Die deutschen Banken haben beschlossen, ihren Onlinebezahldienst Giropay zum Jahresende einzustellen. Laut der Betreiberfirma Paydirekt sind rund vier Millionen Nutzerinnen und Nutzer von der Kündigung betroffen, die per E-Mail informiert werden. Die Kündigungsfrist beträgt im Durchschnitt zwei Monate. Einige Händler haben Giropay bereits von ihren Plattformen entfernt, während andere Kunden bereits entsprechende Mitteilungen erhalten haben.
Der Schritt zur Einstellung von Giropay folgt auf die ernüchternden Geschäftszahlen, die zeigen, dass die Anwendung trotz einer hohen Anzahl an Registrierungen kaum genutzt wird. Im vergangenen Jahr wurden lediglich etwa 25 Millionen Transaktionen über Giropay abgewickelt, was einem Zahlungsvolumen von rund 1,6 Milliarden Euro entspricht. Dies ist im Vergleich zum Gesamtumsatz des deutschen Onlinehandels, der 2023 netto über 85 Milliarden Euro betrug, minimal. Zudem verzeichnete Paydirekt im Jahr 2023 einen Verlust von fast acht Millionen Euro und beschäftigte rund 100 Mitarbeiter.

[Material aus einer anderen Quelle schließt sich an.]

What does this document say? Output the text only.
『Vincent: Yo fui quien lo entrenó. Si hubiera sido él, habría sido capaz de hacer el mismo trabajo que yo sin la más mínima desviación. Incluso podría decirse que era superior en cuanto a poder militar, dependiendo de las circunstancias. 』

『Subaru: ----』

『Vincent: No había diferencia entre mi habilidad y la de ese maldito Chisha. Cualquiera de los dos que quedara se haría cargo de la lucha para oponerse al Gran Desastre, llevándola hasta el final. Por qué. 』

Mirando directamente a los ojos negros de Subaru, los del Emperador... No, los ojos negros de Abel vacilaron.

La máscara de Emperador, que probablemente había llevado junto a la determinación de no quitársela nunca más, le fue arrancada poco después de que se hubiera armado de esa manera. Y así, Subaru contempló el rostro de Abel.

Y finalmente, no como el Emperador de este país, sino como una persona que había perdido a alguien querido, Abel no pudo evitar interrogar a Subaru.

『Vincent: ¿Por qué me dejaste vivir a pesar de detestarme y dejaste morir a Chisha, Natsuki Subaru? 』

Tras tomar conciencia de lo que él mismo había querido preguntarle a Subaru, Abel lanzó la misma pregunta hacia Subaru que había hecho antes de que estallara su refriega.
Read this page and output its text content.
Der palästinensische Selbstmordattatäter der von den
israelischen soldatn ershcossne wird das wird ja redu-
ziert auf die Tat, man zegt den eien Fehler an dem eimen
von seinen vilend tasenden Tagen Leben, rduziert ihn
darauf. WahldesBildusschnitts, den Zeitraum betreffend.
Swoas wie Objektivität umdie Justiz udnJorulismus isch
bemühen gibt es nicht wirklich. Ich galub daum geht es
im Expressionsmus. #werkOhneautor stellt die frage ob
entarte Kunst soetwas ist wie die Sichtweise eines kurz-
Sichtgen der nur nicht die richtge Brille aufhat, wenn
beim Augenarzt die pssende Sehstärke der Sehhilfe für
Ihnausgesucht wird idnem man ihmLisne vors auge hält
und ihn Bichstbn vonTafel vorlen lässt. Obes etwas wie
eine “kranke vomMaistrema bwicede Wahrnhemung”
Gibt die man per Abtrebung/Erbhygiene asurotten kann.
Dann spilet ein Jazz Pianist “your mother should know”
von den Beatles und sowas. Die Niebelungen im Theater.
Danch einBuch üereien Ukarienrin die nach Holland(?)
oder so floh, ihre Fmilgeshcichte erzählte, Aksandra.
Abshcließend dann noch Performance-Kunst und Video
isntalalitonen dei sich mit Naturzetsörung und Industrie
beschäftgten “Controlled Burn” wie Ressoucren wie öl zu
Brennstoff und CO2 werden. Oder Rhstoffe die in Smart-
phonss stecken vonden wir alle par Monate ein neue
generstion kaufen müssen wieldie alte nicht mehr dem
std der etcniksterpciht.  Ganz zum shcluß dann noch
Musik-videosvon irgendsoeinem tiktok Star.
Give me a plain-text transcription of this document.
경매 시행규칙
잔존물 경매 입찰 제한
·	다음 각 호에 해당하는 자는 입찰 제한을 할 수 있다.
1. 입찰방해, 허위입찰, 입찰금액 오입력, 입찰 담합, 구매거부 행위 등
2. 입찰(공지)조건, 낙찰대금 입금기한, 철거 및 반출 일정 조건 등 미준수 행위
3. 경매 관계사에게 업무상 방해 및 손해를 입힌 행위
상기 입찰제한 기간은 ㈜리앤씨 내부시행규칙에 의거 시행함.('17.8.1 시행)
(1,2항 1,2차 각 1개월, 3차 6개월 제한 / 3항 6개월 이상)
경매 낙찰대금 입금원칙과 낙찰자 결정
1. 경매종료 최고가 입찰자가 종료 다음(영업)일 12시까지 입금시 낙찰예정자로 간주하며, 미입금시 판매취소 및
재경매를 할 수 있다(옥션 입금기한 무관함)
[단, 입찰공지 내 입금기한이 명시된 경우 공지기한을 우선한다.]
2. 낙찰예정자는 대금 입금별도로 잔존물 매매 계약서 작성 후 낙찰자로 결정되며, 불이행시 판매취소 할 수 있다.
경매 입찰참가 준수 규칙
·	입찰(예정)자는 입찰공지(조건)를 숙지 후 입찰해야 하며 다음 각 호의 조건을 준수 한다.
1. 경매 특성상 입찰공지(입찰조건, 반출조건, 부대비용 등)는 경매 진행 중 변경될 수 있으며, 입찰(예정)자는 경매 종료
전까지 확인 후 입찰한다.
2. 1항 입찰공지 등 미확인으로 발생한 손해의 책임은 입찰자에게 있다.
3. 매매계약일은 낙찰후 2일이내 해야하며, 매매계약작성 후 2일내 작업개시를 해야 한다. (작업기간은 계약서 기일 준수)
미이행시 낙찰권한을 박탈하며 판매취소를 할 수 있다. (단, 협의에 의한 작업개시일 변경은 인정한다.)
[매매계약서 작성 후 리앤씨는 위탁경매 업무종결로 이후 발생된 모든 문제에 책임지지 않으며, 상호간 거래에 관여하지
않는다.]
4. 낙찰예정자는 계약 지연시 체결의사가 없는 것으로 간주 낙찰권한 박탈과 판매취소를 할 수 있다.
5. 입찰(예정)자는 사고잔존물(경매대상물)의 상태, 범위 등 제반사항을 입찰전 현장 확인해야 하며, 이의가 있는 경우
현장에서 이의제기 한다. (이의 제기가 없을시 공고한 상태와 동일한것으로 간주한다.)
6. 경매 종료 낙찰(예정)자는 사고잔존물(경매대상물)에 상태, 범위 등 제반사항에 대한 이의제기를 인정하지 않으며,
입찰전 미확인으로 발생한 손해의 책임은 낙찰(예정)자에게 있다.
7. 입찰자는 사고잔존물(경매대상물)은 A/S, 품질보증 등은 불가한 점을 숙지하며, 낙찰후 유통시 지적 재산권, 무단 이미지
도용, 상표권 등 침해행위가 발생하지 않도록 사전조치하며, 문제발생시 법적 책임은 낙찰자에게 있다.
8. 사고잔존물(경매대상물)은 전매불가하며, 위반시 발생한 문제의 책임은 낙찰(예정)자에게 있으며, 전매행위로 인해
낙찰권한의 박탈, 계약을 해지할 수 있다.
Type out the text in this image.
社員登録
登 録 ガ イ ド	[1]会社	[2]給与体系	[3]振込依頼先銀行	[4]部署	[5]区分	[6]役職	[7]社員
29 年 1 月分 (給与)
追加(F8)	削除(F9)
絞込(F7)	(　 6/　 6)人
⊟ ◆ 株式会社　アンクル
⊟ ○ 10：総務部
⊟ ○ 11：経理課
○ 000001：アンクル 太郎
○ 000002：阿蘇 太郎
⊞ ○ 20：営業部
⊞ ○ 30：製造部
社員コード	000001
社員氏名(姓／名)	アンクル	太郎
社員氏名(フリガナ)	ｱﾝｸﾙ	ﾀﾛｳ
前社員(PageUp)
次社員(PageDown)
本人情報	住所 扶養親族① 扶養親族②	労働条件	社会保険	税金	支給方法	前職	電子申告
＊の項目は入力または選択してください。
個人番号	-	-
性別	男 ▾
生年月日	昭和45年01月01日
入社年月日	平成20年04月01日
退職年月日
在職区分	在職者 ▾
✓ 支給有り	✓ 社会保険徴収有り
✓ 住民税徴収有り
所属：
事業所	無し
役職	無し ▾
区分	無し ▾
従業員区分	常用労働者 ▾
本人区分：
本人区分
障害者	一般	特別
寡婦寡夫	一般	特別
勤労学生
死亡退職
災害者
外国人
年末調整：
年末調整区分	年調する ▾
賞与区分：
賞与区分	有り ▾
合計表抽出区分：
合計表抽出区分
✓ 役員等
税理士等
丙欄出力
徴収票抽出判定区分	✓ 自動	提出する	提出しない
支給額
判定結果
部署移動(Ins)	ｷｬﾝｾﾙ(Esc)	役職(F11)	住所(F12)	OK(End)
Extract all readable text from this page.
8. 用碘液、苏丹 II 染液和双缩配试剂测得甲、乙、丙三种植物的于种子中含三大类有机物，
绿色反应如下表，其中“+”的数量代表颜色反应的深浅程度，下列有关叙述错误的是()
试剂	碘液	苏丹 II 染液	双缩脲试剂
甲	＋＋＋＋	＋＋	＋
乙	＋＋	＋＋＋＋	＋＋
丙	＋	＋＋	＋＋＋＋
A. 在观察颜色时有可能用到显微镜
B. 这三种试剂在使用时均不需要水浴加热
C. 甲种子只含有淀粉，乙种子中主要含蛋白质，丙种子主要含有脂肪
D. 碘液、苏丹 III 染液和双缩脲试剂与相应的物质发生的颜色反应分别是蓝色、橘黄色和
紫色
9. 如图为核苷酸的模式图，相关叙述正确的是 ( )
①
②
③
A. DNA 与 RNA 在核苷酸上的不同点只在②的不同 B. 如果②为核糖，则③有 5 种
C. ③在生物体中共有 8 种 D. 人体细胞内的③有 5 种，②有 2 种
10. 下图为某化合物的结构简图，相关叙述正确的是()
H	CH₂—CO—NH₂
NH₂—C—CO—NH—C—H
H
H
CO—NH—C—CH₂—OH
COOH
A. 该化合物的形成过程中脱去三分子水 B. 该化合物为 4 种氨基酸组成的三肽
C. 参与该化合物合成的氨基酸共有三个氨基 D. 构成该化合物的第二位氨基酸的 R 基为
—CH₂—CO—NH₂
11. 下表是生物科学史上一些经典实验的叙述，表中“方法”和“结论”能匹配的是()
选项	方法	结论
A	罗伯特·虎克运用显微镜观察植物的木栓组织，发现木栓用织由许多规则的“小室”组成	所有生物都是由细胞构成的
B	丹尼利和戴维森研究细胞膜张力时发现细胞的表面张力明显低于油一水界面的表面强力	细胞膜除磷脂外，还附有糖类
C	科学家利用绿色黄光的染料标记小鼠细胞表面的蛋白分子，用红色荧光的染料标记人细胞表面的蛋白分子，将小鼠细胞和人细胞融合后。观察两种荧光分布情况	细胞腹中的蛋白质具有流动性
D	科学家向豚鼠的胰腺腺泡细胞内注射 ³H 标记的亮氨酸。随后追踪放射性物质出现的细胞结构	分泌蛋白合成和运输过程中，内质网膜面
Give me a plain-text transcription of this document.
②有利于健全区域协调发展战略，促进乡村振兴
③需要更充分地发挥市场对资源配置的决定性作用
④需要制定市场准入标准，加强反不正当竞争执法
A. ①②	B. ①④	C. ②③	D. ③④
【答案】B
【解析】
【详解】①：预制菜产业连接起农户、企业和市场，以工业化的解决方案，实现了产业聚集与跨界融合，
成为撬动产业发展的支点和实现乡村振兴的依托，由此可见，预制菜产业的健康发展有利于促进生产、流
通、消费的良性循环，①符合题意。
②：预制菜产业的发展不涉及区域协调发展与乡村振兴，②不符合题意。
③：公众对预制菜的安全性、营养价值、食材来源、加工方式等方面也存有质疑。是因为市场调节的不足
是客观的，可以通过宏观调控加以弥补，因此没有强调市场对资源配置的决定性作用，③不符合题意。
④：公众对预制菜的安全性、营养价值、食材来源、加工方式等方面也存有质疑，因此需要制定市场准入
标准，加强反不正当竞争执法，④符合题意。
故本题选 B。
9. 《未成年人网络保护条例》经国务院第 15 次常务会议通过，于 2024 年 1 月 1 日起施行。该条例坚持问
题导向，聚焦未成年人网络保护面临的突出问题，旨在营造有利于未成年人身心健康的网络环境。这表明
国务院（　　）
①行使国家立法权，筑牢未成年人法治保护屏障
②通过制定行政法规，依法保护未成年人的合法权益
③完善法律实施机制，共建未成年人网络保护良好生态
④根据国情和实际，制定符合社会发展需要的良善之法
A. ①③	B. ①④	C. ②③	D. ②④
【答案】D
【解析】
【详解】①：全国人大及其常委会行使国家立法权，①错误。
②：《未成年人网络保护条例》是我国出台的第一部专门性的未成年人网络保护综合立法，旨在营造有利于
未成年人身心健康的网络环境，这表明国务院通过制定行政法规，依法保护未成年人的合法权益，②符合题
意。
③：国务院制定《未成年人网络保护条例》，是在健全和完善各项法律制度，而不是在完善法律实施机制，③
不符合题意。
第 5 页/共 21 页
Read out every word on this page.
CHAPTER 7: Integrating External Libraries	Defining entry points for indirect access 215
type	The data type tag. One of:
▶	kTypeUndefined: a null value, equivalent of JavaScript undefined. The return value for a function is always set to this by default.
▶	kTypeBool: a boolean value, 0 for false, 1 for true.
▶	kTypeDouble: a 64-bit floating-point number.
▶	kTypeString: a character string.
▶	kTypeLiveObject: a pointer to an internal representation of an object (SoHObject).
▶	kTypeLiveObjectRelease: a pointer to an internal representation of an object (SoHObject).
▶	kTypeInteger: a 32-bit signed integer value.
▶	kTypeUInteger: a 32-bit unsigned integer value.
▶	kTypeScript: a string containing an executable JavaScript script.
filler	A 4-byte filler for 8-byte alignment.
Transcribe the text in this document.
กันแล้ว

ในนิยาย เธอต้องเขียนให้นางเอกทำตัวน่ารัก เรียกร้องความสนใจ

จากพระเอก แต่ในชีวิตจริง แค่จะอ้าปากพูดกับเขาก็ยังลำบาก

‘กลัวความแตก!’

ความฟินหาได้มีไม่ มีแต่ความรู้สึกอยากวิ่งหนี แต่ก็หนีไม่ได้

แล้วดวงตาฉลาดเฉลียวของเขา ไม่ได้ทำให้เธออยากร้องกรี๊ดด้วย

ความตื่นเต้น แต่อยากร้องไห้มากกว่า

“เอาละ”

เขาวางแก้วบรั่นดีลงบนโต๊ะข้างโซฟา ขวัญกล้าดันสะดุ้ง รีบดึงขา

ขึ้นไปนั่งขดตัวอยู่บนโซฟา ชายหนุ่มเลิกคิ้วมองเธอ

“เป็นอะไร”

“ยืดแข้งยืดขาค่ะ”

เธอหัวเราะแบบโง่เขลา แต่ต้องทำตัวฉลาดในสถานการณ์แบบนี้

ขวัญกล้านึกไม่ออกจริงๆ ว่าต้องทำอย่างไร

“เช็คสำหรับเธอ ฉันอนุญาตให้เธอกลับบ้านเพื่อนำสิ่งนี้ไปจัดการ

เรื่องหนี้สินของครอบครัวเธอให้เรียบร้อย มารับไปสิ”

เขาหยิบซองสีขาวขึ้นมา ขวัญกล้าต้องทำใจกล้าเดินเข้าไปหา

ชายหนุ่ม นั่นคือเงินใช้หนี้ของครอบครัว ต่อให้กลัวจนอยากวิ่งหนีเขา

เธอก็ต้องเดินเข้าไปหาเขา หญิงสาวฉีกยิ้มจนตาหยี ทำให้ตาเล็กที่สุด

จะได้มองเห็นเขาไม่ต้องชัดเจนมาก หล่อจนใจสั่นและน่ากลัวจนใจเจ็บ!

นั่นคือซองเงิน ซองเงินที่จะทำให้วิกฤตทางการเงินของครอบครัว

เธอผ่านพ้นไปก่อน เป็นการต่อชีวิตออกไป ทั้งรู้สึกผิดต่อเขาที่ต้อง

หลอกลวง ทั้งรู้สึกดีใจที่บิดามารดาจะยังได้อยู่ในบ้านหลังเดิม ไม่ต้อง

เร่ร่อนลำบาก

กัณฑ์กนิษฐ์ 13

Giropay wurde 2015 gegründet, um der starken Marktstellung des US-amerikanischen Konzerns PayPal entgegenzuwirken. Fünf Jahre später fusionierte Paydirekt mit dem bereits 2005 gestarteten Bezahldienst Giropay, jedoch ohne nachhaltigen Erfolg. Laut einer Studie des EHI wurden 2023 nur weniger als ein Prozent der Onlinekäufe über Giropay abgewickelt, während PayPal rund 28 Prozent aller Onlinekäufe in Deutschland für sich verbuchen konnte.
Aktuell versuchen einige europäische Banken, darunter die Deutsche Bank sowie die Sparkassen und Genossenschaftsbanken, mit der European Payment Initiative (EPI) PayPal Marktanteile abzunehmen. Diese Initiative zielt darauf ab, Europa unabhängiger von großen US-Zahlungsfirmen wie Mastercard und Visa zu machen. Das EPI-Bezahlsystem namens „Wero“ wurde bereits von Sparkassen und Volksbanken in Deutschland getestet, und französische Banken planen, diesem Beispiel zu folgen. Das EPI-System soll im zweiten Halbjahr 2025 auch für den E-Commerce und stationäre Zahlungen zur Verfügung stehen.
Darüber hinaus planen die EU-Kommission und die Europäische Zentralbank die Einführung eines digitalen Euros. Dies könnte für bestehende Zahlungsdienstleistungen der Banken sowie die EPI-Initiative eine zusätzliche Konkurrenz darstellen.